Usuarios y trabajadores del Subte denunciaron presencia de alacranes en varias líneas y estaciones de la red. Especialistas advierten que la especie que habita en los túneles es la más venenosa. Los escorpiones proliferan allí donde haya falta de higiene y presencia de cucarachas con las que alimentarse.

Si bien la presencia de alacranes en la Ciudad de Buenos Aires no es novedad, los recientes incidentes por picaduras de este tipo de insecto han desatado un cierto nerviosismo en la sociedad, sobre todo luego de que dos niñas fallecieran en la provincia de Córdoba y un tercer niño fuese picado en su casa del barrio de Palermo.

En Buenos Aires están presentes dos especies: el ‘Bothriurus bonariensis’, de color oscuro y pinzas negras, que no reviste de mayor peligrosidad, y el ‘Tityus trivittatus’, de color amarillo claro con tres bandas negras y pinzas finas, que es venenoso. De acuerdo con los especialistas, este último “habita en túneles, subtes y edificios antiguos”, a diferencia del primero, que suele localizarse en áreas parquizadas.

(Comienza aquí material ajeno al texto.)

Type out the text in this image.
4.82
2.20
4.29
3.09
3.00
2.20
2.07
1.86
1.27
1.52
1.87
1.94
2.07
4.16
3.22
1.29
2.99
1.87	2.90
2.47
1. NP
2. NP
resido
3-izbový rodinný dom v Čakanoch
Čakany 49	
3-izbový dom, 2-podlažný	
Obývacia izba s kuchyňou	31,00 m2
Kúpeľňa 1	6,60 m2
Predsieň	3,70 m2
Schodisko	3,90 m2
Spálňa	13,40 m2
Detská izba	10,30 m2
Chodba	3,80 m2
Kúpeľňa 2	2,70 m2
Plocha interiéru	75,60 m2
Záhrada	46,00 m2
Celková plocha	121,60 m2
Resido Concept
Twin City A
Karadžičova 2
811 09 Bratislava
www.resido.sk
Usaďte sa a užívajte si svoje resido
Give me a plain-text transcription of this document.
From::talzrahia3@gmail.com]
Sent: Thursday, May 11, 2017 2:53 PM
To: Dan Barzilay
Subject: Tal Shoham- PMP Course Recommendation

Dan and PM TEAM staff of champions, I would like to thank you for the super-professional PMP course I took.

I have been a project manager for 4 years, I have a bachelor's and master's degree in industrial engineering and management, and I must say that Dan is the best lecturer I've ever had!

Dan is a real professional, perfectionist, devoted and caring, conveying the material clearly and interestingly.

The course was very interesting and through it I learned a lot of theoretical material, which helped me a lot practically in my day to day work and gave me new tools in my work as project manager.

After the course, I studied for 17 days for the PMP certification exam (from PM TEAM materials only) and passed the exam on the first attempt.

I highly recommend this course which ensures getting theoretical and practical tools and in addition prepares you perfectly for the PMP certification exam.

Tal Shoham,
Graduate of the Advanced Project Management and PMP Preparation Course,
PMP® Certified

En los últimos días enelSubte ha recibido de parte de los lectores varios reportes de avistamientos de alacranes en instalaciones de la red, principalmente en las líneas B y D. Trabajadores de la red también reportaron presencia de escorpiones en el Taller Rancagua, de la línea B, y en el cuarto de descanso de tráfico de la estación Nueve de Julio de la línea D. Otros lugares habituales suelen ser los vestuarios y los pozos de bombeo. “Hemos tenido compañeros que han tenido que ser hospitalizados por picaduras porque sufrían también problemas cardíacos”, indicó un delegado a este medio.

Algunos especialistas advierten que los alacranes “han encontrado en el Subte un lugar propicio para su reproducción” debido, principalmente, a la falta de higiene, a la presencia de cucarachas y a la alta temperatura ambiente durante todo el año, sumada a la oscuridad. “La limpieza y la higiene son fundamentales para evitar accidentes”, señaló el doctor Carlos Damín, jefe de toxicología del Hospital Fernández a la agencia estatal Télam. Damín agregó que, como los alacranes se alimentan de cucarachas, donde hay presencia de estos insectos es más probable encontrar escorpiones. “Una buena forma de prevenirlos es fumigarlas, ya que si no hay cucarachas no hay alacranes”, explicó el profesional.

Metrovías, por su parte, explicó que una vez por mes los trenes son fumigados para evitar la proliferación de cucarachas, fuente de alimento de los alacranes. En estaciones y boleterías la fumigación se realiza dos veces por mes en forma regular, pudiendo haber más en el caso de alguna eventualidad. Cada ejemplar de alacrán es analizado para evaluar la toxicidad de su veneno: de momento, todos los encontrados han dado bajos niveles.